Since version 0.8, we heavily use gcc's built-in functions
__builtin_popcountll(), __builtin_clzll() and __builtin_ctzll(), which map
to single instructions for population counting, counting the number of
leading zeroes and counting the number of trailing zeroes. Please compile
with -msse4.2 using a recent gcc. The improvements in speed, in particular
for structures depending on bit search, are impressive.

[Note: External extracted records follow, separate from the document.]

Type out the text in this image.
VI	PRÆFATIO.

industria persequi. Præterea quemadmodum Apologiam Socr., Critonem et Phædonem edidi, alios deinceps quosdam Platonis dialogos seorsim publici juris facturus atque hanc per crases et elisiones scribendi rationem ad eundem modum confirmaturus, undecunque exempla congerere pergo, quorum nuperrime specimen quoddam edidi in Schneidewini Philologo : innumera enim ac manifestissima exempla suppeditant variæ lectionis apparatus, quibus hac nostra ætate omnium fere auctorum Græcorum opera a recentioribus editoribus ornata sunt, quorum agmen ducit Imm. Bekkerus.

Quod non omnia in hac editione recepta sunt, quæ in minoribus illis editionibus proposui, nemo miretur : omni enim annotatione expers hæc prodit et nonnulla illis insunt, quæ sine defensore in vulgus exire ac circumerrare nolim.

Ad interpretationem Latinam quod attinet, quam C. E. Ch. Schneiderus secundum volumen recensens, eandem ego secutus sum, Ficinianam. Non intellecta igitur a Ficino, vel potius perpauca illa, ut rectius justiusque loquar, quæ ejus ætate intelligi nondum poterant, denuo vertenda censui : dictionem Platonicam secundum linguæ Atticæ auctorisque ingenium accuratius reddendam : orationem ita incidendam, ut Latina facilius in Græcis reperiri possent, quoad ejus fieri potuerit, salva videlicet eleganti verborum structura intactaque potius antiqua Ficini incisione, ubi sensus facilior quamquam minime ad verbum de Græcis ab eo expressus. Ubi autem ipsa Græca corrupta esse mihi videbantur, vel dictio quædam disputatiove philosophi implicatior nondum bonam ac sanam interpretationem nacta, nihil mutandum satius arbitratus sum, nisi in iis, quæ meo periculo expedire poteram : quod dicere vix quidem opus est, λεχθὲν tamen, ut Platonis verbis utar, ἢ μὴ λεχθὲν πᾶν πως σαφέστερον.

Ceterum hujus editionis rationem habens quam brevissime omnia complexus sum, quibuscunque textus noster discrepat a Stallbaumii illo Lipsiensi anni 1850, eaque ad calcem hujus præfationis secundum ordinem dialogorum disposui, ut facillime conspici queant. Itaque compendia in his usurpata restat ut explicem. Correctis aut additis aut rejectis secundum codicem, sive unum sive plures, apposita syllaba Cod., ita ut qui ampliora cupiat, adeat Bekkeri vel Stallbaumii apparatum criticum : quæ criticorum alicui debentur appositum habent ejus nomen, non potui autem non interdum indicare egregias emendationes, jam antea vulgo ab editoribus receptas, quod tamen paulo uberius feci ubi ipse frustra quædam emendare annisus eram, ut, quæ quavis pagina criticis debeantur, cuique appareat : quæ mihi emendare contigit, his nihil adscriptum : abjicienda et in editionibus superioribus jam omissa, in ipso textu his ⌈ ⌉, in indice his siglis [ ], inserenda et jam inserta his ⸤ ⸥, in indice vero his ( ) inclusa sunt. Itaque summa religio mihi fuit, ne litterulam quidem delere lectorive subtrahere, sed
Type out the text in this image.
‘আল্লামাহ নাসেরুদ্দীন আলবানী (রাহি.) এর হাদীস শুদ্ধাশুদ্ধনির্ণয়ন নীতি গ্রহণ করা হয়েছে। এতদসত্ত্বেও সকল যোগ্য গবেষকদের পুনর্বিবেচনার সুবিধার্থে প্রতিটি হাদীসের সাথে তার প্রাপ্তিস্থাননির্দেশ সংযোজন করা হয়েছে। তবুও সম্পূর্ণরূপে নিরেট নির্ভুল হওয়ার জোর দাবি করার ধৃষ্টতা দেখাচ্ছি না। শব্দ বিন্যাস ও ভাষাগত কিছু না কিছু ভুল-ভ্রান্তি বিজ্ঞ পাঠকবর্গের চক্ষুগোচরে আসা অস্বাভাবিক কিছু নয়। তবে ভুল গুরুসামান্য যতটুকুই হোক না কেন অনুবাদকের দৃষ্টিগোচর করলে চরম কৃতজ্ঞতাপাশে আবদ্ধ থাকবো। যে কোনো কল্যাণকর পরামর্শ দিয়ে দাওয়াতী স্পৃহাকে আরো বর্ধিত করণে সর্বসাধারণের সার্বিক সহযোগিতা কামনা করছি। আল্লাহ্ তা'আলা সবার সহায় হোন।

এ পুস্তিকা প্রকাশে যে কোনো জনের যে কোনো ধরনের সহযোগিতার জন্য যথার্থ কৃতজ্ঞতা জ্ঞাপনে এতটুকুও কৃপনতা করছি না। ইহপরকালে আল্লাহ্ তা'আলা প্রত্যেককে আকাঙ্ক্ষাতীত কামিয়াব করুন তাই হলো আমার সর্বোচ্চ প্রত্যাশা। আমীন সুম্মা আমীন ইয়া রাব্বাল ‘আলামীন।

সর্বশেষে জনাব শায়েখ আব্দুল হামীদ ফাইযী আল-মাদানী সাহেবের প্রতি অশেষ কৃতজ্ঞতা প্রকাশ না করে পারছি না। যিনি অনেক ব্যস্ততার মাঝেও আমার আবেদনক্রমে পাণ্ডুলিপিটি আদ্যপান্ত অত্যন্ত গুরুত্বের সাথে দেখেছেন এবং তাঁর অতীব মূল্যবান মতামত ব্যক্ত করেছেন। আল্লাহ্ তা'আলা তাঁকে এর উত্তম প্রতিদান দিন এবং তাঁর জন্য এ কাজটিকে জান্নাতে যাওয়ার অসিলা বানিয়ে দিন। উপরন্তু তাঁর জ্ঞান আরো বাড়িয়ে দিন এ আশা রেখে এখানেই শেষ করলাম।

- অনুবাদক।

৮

By defining some symbols you can conditionally compile different behaviours:
- RANKPOPCOUNT in rank9.cpp will use popcounts for ranking instead of
broadword algorithms;
- RANKPOPCOUNT2 in rank9.cpp will use *unrolled* popcounts;
- SELPOPCOUNT will use popcounts for selection instead of broadword algorithms;
- bal_paren.cpp/bal_paren.h implements Jacobson's o(n) constant-time rank
structure. In that case, SLOW_NO_TABS compiles in for-loop instead of
broadword implementations.
All classes are heavily asserted. For testing speed, remember to use
-DNDEBUG.
The files testcount64.cpp and testselect64.cpp provide testing in
isolation for rank/select techniques inside a word. testranksel.cpp can be
compiled with more or less any structure by defining CLASS to the
structure name, and MAX_LOG2_LONGWORDS_PER_SUBINVENTORY if CLASS is
simple_select; it provides testing of rank/select primitives (please see
the makefile). Beside the number of bits, you can provide one or two
probabilities. Bits will be set to one with the given probability in the
first half of the test array, and with the second probability in the
second half (if no second probability is specified, it is assumed to be
equal to the first one). This setup is necessary to show the slow
behaviour of naive implementations on half-almost-empty-half-almost-full
arrays.
testbalparen.cpp tests the speed of finding a matching close parenthesis,
and requires the number of parentheses in the test string. By providing an
additional twist between 0 and 1 you can skew the string distribution
towards strings with deeper nestings (1 means no twist).
Enjoy,
seba (vigna@acm.org)